Zapowiada sie naprawdę pięknie :)
:) Też czekam z niecierpliwością. Jak zakwitnie to wszystko, z pewnością wrzucę zdjęcia. Uściski:*
UsuńAleż powstaje piękny ogród! Niech już będzie lato :)))
OdpowiedzUsuńU nas po wielu deszczowych dniach wreszcie wyszło dziś słońce, a nawet zrobiło się gorąco. Pogodo trwaj!:)
UsuńO praca wre! :-D
OdpowiedzUsuńExtra.
Jak na dzień dzisiejszy wyglądają rośliny przy podporze? Pewnie niewiele urosły ale w przyszłym sezonie bardziej się rozbujają, bo są już solidnie ukorzenione :-)
OdpowiedzUsuńPowojniki mam dwa, Ville de Lyon, kupione w tej samej szkółce tego roku. Urosły sporo i jeden kwitł obficie (i nadal, w końcówce października, ma kilka kwiatów), a drugi praktycznie wcale. Czytałam, że dopiero na drugi, a nawet trzeci rok, eksplodują kwiatami. Róże pnące kwitły słabo, ale liczę na to, że w przyszłym roku będzie lepiej. Chciałabym by miały tyle kwiatów co wielkokwiatowe i rabatowe, te już w pierwszym roku po posadzeniu zaskoczyły mnie obfitością kwiatów. Pozdrawiam:)

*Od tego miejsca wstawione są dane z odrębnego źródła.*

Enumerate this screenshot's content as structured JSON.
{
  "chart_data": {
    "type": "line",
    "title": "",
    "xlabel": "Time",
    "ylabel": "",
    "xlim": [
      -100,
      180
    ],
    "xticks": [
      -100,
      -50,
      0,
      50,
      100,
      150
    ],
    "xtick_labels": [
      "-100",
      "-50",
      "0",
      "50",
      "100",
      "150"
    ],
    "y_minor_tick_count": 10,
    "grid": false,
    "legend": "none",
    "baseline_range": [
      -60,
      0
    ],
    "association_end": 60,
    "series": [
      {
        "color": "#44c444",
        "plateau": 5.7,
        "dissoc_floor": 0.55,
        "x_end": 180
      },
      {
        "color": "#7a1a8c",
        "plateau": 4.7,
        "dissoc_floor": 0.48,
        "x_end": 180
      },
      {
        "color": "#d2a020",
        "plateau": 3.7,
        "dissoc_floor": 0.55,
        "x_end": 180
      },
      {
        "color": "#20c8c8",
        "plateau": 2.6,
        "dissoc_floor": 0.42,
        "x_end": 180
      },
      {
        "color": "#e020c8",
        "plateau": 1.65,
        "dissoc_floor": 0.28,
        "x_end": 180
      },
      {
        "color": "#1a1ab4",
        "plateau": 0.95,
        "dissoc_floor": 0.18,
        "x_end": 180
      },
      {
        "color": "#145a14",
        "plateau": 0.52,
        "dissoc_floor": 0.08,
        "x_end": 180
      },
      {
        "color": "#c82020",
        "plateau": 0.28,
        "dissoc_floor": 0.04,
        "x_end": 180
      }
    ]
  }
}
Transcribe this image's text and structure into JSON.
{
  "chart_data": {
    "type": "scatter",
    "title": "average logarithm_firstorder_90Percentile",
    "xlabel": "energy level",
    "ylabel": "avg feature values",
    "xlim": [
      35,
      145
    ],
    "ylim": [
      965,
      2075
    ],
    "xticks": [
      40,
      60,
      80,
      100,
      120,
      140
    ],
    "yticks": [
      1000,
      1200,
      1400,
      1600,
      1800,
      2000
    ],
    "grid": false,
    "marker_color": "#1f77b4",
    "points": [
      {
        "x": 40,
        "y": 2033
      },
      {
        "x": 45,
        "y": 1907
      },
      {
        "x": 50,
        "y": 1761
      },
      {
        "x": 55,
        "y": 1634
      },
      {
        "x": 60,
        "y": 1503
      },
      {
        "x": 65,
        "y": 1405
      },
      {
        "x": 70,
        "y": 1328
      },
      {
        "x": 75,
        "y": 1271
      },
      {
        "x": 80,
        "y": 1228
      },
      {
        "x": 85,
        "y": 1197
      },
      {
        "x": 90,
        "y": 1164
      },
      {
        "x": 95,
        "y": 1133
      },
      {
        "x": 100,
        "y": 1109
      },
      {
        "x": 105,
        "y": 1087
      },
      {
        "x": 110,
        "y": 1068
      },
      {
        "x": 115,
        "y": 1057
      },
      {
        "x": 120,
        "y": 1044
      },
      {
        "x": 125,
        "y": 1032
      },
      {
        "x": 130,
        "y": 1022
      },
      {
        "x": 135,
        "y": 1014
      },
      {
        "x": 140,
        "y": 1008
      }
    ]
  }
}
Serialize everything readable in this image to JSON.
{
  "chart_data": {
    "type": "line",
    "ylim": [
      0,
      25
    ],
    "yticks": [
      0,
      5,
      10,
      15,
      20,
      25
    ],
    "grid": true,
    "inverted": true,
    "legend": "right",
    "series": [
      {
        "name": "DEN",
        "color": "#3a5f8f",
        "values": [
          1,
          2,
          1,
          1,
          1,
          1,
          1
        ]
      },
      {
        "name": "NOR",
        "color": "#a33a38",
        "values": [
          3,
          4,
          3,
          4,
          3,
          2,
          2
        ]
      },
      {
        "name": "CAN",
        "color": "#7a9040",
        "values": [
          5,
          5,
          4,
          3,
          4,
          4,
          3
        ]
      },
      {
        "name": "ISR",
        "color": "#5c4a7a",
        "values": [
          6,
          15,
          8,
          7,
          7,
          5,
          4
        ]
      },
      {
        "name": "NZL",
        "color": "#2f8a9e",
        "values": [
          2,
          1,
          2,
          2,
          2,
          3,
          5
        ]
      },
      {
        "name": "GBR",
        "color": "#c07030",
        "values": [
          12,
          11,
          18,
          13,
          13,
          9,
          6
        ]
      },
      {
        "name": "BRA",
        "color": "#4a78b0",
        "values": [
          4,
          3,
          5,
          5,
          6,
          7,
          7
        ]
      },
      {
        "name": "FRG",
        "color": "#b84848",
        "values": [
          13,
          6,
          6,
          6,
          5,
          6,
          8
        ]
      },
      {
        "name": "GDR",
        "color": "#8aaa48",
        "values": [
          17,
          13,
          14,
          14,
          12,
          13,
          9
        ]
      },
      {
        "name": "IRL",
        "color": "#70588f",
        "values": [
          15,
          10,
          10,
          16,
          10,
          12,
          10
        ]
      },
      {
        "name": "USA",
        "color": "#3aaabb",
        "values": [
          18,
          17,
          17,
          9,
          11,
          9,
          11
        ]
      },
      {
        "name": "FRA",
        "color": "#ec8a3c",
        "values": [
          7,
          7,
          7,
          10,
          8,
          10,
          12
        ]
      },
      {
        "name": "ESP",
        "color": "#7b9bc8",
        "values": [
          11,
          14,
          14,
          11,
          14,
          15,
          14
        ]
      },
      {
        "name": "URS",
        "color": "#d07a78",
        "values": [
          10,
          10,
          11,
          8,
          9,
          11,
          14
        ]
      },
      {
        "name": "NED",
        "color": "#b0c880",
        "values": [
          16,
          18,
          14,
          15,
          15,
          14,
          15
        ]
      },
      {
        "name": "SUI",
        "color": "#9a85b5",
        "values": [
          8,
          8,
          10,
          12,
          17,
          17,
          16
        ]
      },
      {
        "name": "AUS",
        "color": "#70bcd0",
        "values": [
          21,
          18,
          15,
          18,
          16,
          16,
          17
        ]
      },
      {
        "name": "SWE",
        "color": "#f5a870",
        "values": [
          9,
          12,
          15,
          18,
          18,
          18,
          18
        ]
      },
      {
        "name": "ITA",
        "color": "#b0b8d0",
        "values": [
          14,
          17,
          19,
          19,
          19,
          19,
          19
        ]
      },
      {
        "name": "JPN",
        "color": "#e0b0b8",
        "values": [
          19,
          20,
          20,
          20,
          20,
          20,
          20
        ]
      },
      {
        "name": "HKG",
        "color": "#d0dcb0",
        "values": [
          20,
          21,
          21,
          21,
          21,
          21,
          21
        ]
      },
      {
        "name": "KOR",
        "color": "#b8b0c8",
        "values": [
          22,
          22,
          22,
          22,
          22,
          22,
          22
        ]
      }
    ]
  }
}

UsuńHaving read this I believed it was very informative.
OdpowiedzUsuńI appreciate you spending some time and energy to put this article together.
I once again find mysellf personally spending a significant amount of time
both reading andd leaving comments. But soo what, it was still worthwhile!